Deep Learning and photo-realistic Simulation for real-world Machine Intelligence in Autonomous Driving, Adrien Gaidon (TRI)

Adrien Gaidon


Photo-realistic simulation is rapidly gaining momentum for visual training and test data generation in autonomous driving and general robotic contexts. This is particularly the case for video analysis, where manual labeling of data is extremely difficult or even impossible. This scarcity of adequate labeled training data is widely accepted as a major bottleneck of deep learning algorithms for important video understanding tasks like segmentation, tracking, and action recognition. In this talk, I will describe our use of modern game engines to generate large scale, densely labeled, high-quality synthetic video data with little to no manual intervention. In contrast to approaches using existing video games to record limited data from human game sessions, we build upon the more powerful approach of “virtual world generation”. Pioneering this approach, the recent Virtual KITTI [1] and SYNTHIA [2] datasets are among the largest fully-labelled datasets designed to boost perceptual tasks in the context of autonomous driving and video understanding (including semantic and instance segmentation, 2D and 3D object detection and tracking, optical flow estimation, depth estimation, and structure from motion). With our recent PHAV dataset [3], we push the limits of this approach further by providing stochastic simulations of human actions, camera paths, and environmental conditions.
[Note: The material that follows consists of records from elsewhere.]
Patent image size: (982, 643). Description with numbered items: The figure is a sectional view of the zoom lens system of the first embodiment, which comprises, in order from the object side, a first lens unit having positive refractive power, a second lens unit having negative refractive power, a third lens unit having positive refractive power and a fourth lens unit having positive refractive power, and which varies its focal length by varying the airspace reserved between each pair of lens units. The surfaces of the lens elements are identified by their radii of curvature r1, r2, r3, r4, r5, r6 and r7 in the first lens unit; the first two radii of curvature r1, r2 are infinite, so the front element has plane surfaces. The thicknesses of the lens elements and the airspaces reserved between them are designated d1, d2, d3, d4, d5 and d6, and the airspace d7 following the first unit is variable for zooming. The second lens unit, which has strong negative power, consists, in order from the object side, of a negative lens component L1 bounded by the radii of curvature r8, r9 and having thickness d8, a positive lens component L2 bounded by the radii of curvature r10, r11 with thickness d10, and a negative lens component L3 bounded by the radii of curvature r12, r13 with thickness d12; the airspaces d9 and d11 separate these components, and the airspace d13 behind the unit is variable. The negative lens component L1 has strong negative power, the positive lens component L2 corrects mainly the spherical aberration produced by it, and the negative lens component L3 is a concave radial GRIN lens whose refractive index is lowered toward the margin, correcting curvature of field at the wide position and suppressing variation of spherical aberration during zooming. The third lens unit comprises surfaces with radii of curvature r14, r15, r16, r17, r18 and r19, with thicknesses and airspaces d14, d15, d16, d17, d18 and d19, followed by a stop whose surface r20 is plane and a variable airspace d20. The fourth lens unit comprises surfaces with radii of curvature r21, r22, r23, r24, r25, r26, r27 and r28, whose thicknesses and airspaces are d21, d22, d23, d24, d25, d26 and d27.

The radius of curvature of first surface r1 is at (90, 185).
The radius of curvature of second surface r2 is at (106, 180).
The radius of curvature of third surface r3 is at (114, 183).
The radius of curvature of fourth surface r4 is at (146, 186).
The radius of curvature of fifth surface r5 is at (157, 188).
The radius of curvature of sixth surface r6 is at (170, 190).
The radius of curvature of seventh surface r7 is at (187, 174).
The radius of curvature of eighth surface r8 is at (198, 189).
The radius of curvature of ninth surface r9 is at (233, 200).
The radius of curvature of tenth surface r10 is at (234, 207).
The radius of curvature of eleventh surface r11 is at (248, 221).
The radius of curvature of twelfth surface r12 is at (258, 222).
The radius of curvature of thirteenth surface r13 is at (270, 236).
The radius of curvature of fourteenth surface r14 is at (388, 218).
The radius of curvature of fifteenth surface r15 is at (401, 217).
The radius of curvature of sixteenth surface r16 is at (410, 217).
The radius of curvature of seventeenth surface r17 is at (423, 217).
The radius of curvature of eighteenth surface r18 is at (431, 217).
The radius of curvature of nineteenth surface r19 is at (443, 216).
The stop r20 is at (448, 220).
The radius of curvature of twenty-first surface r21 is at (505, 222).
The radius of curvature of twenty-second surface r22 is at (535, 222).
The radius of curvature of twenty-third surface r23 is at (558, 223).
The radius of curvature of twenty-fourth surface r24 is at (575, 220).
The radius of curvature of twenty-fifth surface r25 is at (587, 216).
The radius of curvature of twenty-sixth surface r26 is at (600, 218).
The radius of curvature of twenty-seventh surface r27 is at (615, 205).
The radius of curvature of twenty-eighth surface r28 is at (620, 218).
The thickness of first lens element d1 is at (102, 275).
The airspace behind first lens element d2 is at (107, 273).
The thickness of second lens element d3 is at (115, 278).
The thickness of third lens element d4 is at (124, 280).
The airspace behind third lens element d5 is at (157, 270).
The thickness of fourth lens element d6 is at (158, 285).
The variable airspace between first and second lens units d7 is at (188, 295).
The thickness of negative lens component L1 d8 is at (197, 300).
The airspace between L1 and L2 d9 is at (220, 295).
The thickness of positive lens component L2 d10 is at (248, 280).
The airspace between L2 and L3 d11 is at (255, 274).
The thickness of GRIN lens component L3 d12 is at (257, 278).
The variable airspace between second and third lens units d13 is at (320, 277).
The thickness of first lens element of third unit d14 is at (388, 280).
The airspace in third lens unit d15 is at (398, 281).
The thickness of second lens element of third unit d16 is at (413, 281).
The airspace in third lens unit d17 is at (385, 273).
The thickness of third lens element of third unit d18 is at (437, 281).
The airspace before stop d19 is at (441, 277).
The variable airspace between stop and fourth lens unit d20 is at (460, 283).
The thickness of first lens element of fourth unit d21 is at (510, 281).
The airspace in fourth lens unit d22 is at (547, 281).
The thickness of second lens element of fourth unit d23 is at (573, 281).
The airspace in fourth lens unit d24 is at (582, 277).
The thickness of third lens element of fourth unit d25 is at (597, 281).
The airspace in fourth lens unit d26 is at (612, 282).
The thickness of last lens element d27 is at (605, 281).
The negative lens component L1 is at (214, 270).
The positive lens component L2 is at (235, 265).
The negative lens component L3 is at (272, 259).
I will describe our work on these synthetic 4D environments to automatically generate potentially infinite amounts of varied and realistic data. I will also describe how to measure and mitigate the domain gap when learning deep neural networks for different perceptual tasks needed for self-driving. I will finally show some recent results on more interactive simulation for autonomous driving and adversarial learning to automatically improve the output of simulators.